Fifteen participants at least six-months post stroke and able to ambulate between 0.4 and 0.8 m/s and 20 participants without neurological conditions completed all phases of the study and were included in the analysis. The non-disabled group served as a comparison for describing changes in kinetic symmetry. The stroke group completed 24 sessions of body-weight supported treadmill training over 8-weeks with 20 minutes of total walking per session. Bilateral 3-dimensional motion analysis and gait speed were assessed 1-week before training (pre-test), 1-week after training (post-test) and 6-months after training (retention) in a repeated measures design. Relative propulsion of the paretic leg and relative positive work of the hip, knee and ankle joints of both legs were calculated to evaluate symmetry of kinetic forces.

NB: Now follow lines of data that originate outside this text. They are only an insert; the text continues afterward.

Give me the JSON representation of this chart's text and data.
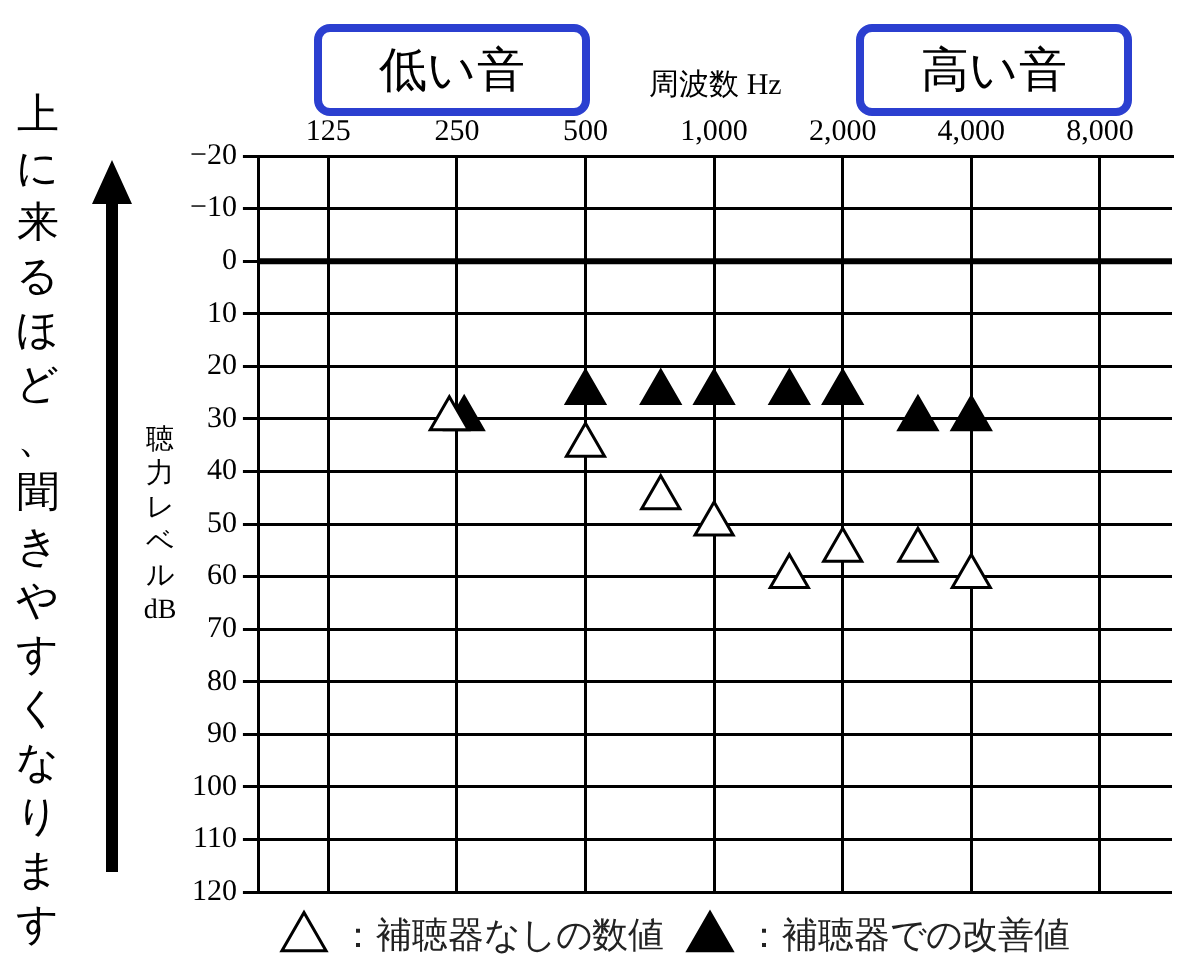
{
  "chart_data": {
    "type": "scatter",
    "xlabel": "周波数 Hz",
    "ylabel": "聴力レベル dB",
    "annotations": [
      "低い音",
      "高い音",
      "上に来るほど、聞きやすくなります"
    ],
    "xlim": [
      86,
      11800
    ],
    "log": "x",
    "xticks": [
      125,
      250,
      500,
      {
        "value": 1000,
        "label": "1,000"
      },
      {
        "value": 2000,
        "label": "2,000"
      },
      {
        "value": 4000,
        "label": "4,000"
      },
      {
        "value": 8000,
        "label": "8,000"
      }
    ],
    "ylim": [
      120,
      -20
    ],
    "yticks": [
      {
        "value": -20,
        "label": "−20"
      },
      {
        "value": -10,
        "label": "−10"
      },
      0,
      10,
      20,
      30,
      40,
      50,
      60,
      70,
      80,
      90,
      100,
      110,
      120
    ],
    "grid": true,
    "legend": "bottom",
    "marker": "triangle",
    "ref_lines": [
      {
        "axis": "y",
        "value": 0,
        "color": "#000000"
      }
    ],
    "series": [
      {
        "name": "：補聴器なしの数値",
        "color": "#ffffff",
        "x": [
          240,
          500,
          750,
          1000,
          1500,
          2000,
          3000,
          4000
        ],
        "values": [
          30,
          35,
          45,
          50,
          60,
          55,
          55,
          60
        ]
      },
      {
        "name": "：補聴器での改善値",
        "color": "#000000",
        "x": [
          260,
          500,
          750,
          1000,
          1500,
          2000,
          3000,
          4000
        ],
        "values": [
          30,
          25,
          25,
          25,
          25,
          25,
          30,
          30
        ]
      }
    ]
  }
}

Statistically significant differences in relative propulsion and positive joint work within the paretic and non-paretic legs were not found over time. The stroke group significantly improved gait speed from pre- to post-test (p = .001) and pre-test to retention (p = .008). In comparison to the non-disabled group, forces produced by the stroke group were asymmetrical demonstrating compensatory adaptation.
Although the participants with chronic stroke walked faster after body-weight supported treadmill training, the relative percentages of propulsion and positive work remained unchanged. These findings suggest that the increase in speed was likely due to strengthening existing compensatory strategies rather than through recovery of normal kinetic symmetry.